Yet, what New York State refuses to address in 2015, was already addressed by the State of Washington 5 years ago, in 2010.
In 2010 the Washington State Supreme Court has issued a policy where it specifically prohibits retaliation against whistleblowers of judicial misconduct.
Yet, under the law of precedent and equal protection, and pursuant to 1st Amendment, this policy can certainly be used as evidence that the State Court system of the State of Washington is at least aware that retaliation for complaints against judges exists and declared its readiness to fight it at least as against its own employees.
Once again, I do not know how well the policy is implemented, but at least it exists, which means, the court system at least acknowledged that retaliation for such whistleblowing exists, too.
In New York, the Commission's Report reflects no effort of the Commission to address the problem.
New York State court continue to endorse, through affirmation of sanctions imposed by the challenged judges upon their challengers for making motions to recuse, that New York court system refuses to acknowledge that such a situation is completely improper and shows, instead of the state attempting to remedy the situation, the state endorsing such retaliation.
The ultimate endorsement by the state of such retaliation is law license revocation of attorney critics, like it was done to George Sassower and Doris Sassower, as it is continued to be done today, when a suspended attorney was denied reinstatement because of his testimony to the Moreland Commission on corruption in the judiciary, which testimony (described by an independent source here) was used against him by the 3rd Department Committee and Court (both members of the Commission) as evidence of his alleged unfitness to practice law.
Here is how Leon Koziol describes what happened to him:
All of these three attorneys (George Sassower, Doris Sassower, Leon Koziol) were disbarred, suspended or denied suspension for providing a BENEFIT to the public, for protecting the public's right to the integrity of the court system.

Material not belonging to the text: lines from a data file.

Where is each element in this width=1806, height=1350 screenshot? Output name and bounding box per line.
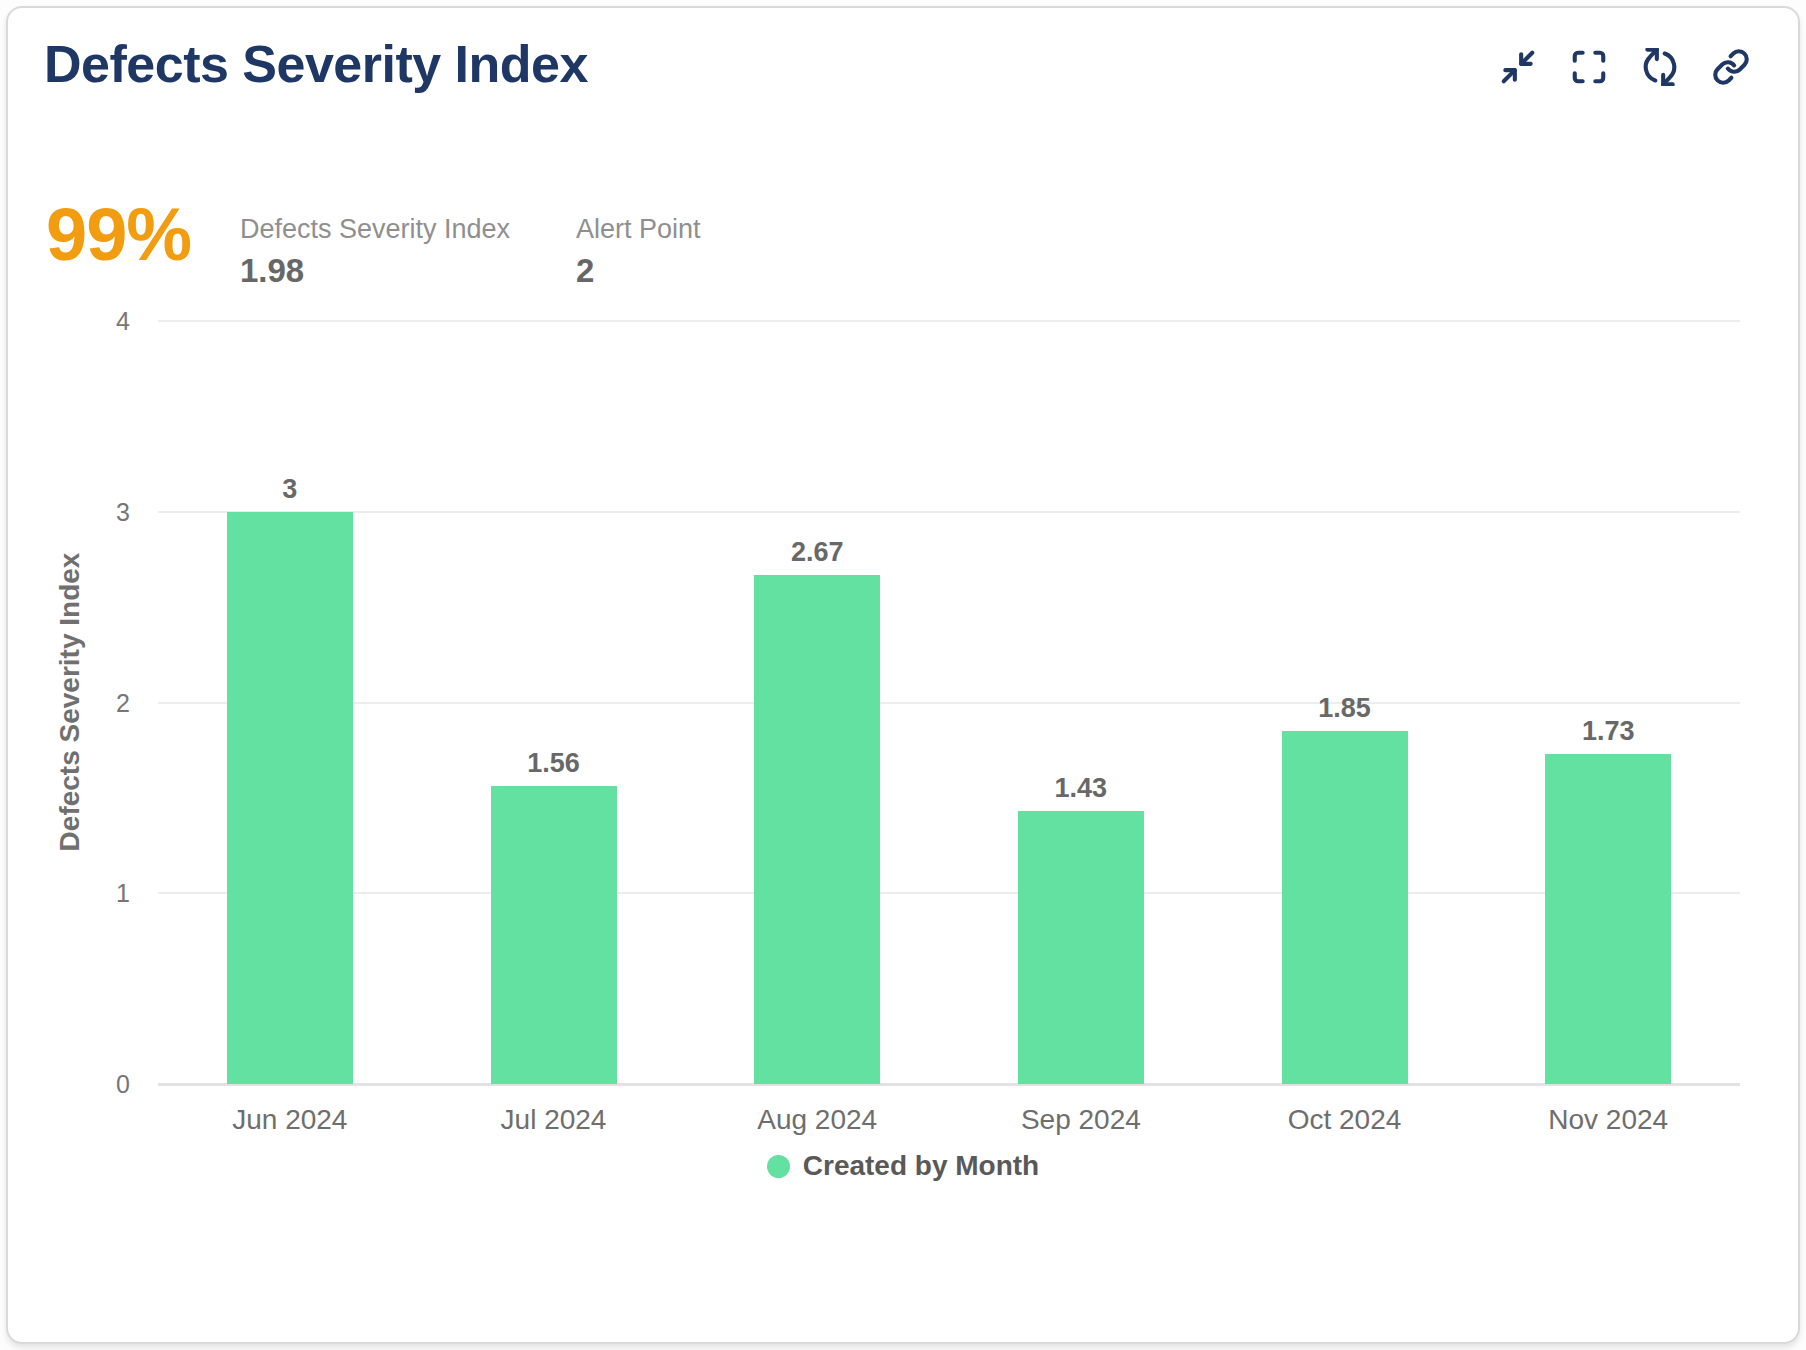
stat-value: 2: [576, 252, 701, 290]
bar-series: 3 1.56 2.67 1.43 1.85 1.73: [158, 321, 1740, 1084]
stat-label: Alert Point: [576, 214, 701, 245]
bar-column: 2.67: [685, 321, 949, 1084]
bar-column: 1.56: [422, 321, 686, 1084]
kpi-percent: 99%: [46, 198, 191, 272]
stat-label: Defects Severity Index: [240, 214, 510, 245]
bar-column: 1.43: [949, 321, 1213, 1084]
bar-value-label: 1.43: [1055, 773, 1108, 804]
stat-alert-point: Alert Point 2: [576, 214, 701, 290]
refresh-icon[interactable]: [1641, 48, 1679, 86]
y-tick-label: 0: [52, 1068, 130, 1100]
x-axis-label: Aug 2024: [685, 1104, 949, 1136]
y-tick-label: 3: [52, 496, 130, 528]
bar-value-label: 3: [282, 474, 297, 505]
bar[interactable]: [491, 786, 617, 1084]
y-tick-label: 2: [52, 687, 130, 719]
bar-column: 1.85: [1213, 321, 1477, 1084]
x-axis-label: Jul 2024: [422, 1104, 686, 1136]
bar-value-label: 2.67: [791, 537, 844, 568]
collapse-icon[interactable]: [1499, 48, 1537, 86]
bar-value-label: 1.73: [1582, 716, 1635, 747]
bar[interactable]: [1018, 811, 1144, 1084]
page-title: Defects Severity Index: [44, 34, 588, 94]
chart-legend[interactable]: Created by Month: [0, 1150, 1806, 1182]
bar-value-label: 1.85: [1318, 693, 1371, 724]
bar[interactable]: [1545, 754, 1671, 1084]
bar-column: 3: [158, 321, 422, 1084]
x-axis-label: Oct 2024: [1213, 1104, 1477, 1136]
stat-value: 1.98: [240, 252, 510, 290]
bar-chart: 0123431.562.671.431.851.73Jun 2024Jul 20…: [158, 321, 1740, 1084]
widget-toolbar: [1499, 48, 1750, 86]
legend-marker-icon: [767, 1155, 790, 1178]
bar-column: 1.73: [1476, 321, 1740, 1084]
legend-label: Created by Month: [803, 1150, 1039, 1182]
stat-defects-severity-index: Defects Severity Index 1.98: [240, 214, 510, 290]
x-axis-label: Nov 2024: [1476, 1104, 1740, 1136]
bar-value-label: 1.56: [527, 748, 580, 779]
bar[interactable]: [754, 575, 880, 1084]
link-icon[interactable]: [1712, 48, 1750, 86]
bar[interactable]: [1282, 731, 1408, 1084]
fullscreen-icon[interactable]: [1570, 48, 1608, 86]
bar[interactable]: [227, 512, 353, 1084]
x-axis-labels: Jun 2024Jul 2024Aug 2024Sep 2024Oct 2024…: [158, 1104, 1740, 1136]
y-tick-label: 1: [52, 877, 130, 909]
x-axis-label: Jun 2024: [158, 1104, 422, 1136]
x-axis-label: Sep 2024: [949, 1104, 1213, 1136]
y-tick-label: 4: [52, 305, 130, 337]
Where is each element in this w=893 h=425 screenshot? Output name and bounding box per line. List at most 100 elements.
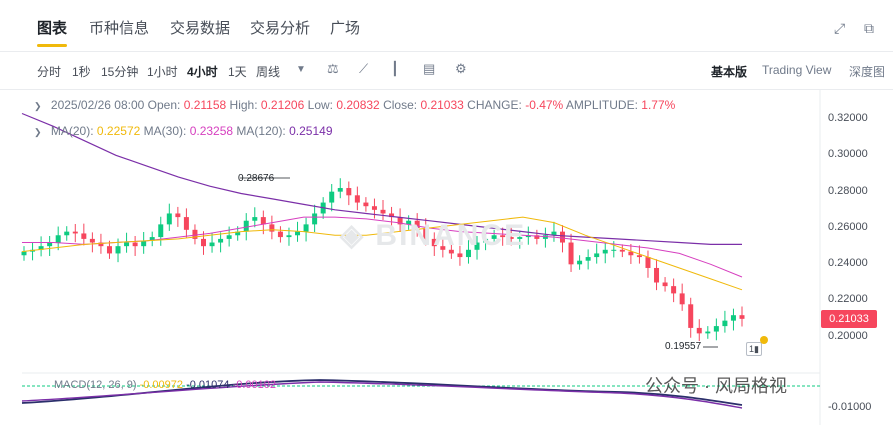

The Commission refused to ask the courts to introduce such an anti-retaliation policy for whistleblowers of judicial misconduct, or to raise the issue that attorney disciplinary system is being used as a tool of retaliation.
Because, as Leon Koziol mentions, the 3rd Department court and the 3rd Department committee were ENGAGED in such retaliation.
The 3rd Department and its disciplinary committee were also MEMBERS of the Commission allegedly attempting to verify how to make these proceedings more fair.
The main point of fairness would have been to dismiss them from their job and prosecute them criminally for witness tampering and intimidation.
Their attorneys resigned for committing other misconduct, falsifying time sheets as to their use of taxpayers' money - and escaped attorney discipline from the committee employees of which they were.
See an article here describes how time sheets of public employees CAN be falsified, because the matter were never made public, even though it is a matter of public concern.
See an article from 2014 stating the following:
"It appears that COPS [3rd Department disciplinary committee - T.N.] is in fact little more than a protective shield for attorneys, shielded from disciplinary action by their fellow attorneys in the department. Complaints filed with COPS by the public seem to be placed in a file and six months later, are summarily dismissed".
The author of the article was not invited to testify before the Commission on this issue of public concern - because the COPS were members of the Commission, an irreconcilable conflict of interest for participating in the Commission.
Not for all attorneys, of course, only for well-connected ones.
So, of course, the Commission will not try to whip its own butt by asking courts to:
- provide for introduction of special investigators and prosecutors to prosecute disciplinary prosecutors for attorney misconduct - which is rampant and unaddressed;
- provide for a policy to introduce the general policy that challenges to judicial integrity raised in pleadings or in public forums, may not be used as basis of retaliation, and as attorney discipline as a specific point.
After all, any such policies that a Commission members would recommend, could be turned against Commission members.
That's why reasonable citizenry does not appoint foxes to preside over the chicken coup in order to decide how to protect chickens better.
Foxes do that instead on behalf of the citizenry.